An artist’s rendering of the Starlab space station in low Earth orbit.
Voyager Space / Starlab Space LLC
A contract written in the stars.
Private station Starlab will fly on a Starship rocket later this decade to get to orbit, the companies’ developing both spacecraft announced on Wednesday.
Starlab – being built by Voyager Space and Airbus through a joint venture, alongside partners including Northrop Grumman and Hilton – is planned to launch on a single mission of SpaceX’s mammoth rocket.
Starlab represents one of the earliest commercial customers to order a Starship launch from SpaceX. The companies did not disclose the launch contract’s value.

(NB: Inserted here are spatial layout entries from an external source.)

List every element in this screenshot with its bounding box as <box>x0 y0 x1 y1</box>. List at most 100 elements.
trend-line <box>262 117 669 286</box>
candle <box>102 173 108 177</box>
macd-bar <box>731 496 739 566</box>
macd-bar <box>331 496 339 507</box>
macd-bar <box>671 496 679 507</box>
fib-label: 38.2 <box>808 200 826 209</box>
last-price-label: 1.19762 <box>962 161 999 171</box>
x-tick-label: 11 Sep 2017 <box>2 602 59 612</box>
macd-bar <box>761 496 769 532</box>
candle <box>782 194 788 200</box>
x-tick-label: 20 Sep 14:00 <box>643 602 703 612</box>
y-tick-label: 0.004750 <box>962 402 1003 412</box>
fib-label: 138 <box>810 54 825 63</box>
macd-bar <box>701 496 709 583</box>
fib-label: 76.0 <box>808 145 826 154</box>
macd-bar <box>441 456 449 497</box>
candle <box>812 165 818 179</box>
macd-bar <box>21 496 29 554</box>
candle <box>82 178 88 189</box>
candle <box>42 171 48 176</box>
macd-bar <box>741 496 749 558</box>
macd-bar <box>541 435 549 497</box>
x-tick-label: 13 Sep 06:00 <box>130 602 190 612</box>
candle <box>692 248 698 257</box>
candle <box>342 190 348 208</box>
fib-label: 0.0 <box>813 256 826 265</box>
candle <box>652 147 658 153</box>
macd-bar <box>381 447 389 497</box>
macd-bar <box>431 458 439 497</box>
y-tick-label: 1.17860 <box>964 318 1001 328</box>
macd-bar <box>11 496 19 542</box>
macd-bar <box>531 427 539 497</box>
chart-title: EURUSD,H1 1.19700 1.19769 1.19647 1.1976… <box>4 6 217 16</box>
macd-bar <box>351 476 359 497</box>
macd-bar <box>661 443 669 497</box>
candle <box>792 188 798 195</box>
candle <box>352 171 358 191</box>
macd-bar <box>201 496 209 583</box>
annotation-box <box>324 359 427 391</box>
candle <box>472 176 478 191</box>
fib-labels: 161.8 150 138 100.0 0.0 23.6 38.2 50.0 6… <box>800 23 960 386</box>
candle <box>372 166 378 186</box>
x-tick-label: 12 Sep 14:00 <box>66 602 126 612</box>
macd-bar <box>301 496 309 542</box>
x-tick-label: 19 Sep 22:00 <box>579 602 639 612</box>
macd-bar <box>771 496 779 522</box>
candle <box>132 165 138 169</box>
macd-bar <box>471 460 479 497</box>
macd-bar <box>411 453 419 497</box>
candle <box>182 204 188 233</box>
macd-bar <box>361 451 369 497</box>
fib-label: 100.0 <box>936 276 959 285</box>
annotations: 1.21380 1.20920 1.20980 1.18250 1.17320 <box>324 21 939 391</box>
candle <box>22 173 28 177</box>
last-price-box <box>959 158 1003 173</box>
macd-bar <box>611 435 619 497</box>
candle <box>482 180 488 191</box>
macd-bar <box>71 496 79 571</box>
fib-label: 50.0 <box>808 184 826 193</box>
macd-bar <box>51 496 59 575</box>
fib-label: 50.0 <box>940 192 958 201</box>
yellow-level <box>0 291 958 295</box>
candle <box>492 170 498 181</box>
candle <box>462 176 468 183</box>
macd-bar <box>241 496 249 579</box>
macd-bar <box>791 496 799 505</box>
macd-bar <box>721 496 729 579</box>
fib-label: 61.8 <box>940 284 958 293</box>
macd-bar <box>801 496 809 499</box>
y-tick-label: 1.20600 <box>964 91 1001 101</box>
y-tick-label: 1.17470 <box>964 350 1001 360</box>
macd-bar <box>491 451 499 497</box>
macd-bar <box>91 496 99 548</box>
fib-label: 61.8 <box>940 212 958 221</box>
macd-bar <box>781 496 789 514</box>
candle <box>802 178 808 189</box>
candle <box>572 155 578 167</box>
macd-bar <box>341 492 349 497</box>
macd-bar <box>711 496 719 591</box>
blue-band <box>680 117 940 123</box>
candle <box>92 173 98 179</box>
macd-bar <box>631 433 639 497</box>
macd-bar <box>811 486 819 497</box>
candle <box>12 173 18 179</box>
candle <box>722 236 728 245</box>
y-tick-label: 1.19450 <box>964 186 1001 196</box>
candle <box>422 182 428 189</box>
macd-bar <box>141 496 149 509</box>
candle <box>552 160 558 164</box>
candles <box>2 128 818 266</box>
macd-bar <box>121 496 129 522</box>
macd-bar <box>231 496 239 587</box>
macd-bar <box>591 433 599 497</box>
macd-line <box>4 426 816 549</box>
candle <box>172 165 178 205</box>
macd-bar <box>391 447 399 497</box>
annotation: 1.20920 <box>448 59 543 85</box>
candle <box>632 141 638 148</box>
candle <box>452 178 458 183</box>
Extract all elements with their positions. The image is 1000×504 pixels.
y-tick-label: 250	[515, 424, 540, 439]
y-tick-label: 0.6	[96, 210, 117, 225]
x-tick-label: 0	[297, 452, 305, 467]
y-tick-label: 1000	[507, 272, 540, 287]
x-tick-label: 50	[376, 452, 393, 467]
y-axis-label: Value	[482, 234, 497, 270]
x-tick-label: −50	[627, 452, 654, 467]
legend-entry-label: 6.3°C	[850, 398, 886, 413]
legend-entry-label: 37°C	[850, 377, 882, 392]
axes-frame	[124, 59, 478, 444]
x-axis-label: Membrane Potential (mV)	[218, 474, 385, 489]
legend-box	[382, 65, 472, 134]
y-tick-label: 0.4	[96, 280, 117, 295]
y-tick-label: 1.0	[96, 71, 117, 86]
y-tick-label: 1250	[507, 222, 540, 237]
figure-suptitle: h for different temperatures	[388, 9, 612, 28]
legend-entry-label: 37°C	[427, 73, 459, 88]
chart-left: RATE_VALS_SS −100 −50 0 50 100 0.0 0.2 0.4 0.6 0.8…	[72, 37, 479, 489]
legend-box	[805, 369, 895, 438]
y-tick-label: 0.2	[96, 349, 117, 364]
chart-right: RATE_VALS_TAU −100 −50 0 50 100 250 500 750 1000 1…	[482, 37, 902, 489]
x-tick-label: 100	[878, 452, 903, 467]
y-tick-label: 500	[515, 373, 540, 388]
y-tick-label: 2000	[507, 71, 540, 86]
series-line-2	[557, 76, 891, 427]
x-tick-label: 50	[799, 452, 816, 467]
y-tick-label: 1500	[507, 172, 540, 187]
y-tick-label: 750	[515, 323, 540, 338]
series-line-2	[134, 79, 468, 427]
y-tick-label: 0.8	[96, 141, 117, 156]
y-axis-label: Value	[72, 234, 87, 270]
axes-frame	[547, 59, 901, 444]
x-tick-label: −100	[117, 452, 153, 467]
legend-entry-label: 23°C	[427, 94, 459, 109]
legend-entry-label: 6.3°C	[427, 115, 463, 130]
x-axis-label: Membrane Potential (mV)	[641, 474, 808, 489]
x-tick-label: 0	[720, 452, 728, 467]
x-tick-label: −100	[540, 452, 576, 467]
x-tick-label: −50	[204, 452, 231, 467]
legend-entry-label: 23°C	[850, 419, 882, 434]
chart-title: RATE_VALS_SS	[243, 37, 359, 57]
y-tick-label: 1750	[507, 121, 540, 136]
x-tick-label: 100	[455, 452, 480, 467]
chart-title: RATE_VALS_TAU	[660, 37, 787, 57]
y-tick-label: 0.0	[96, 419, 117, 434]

The station is one of several currently in development by U.S. companies, as NASA prepares to retire the International Space Station in 2030.
Voyager and Airbus are targeting as early as 2028 for Starlab’s launch. The space station’s four-year development and construction timeline also gives SpaceX time to move forward with Starship, advancing from demonstration flights to launching customer spacecraft.
SpaceX’s next-generation Starship spacecraft atop its powerful Super Heavy rocket is launched from the company’s Boca Chica launchpad on an uncrewed test flight, near Brownsville, Texas, on Nov. 18, 2023.
Joe Skipper | Reuters
Starlab’s modules are designed to be about 26 feet in diameter, or around twice the diameter of ISS modules – limiting the number of rockets that could support launching the space station in one mission.
Voyager Chairman and CEO Dylan Taylor believes launching all of Starlab at once on Starship is “the right way to de-risk our program.”
“You then don’t have to do risky on-orbit assembly and multiple launches,” Taylor told CNBC.
Voyager and Airbus are undergoing design reviews alongside NASA, as Starlab has previously won funding under the agency’s Commercial LEO Destinations program.
The companies are focusing the habitat’s design on the market for microgravity research in space, with Starlab designed to continuously support a crew of four people and last as many as 30 years in orbit.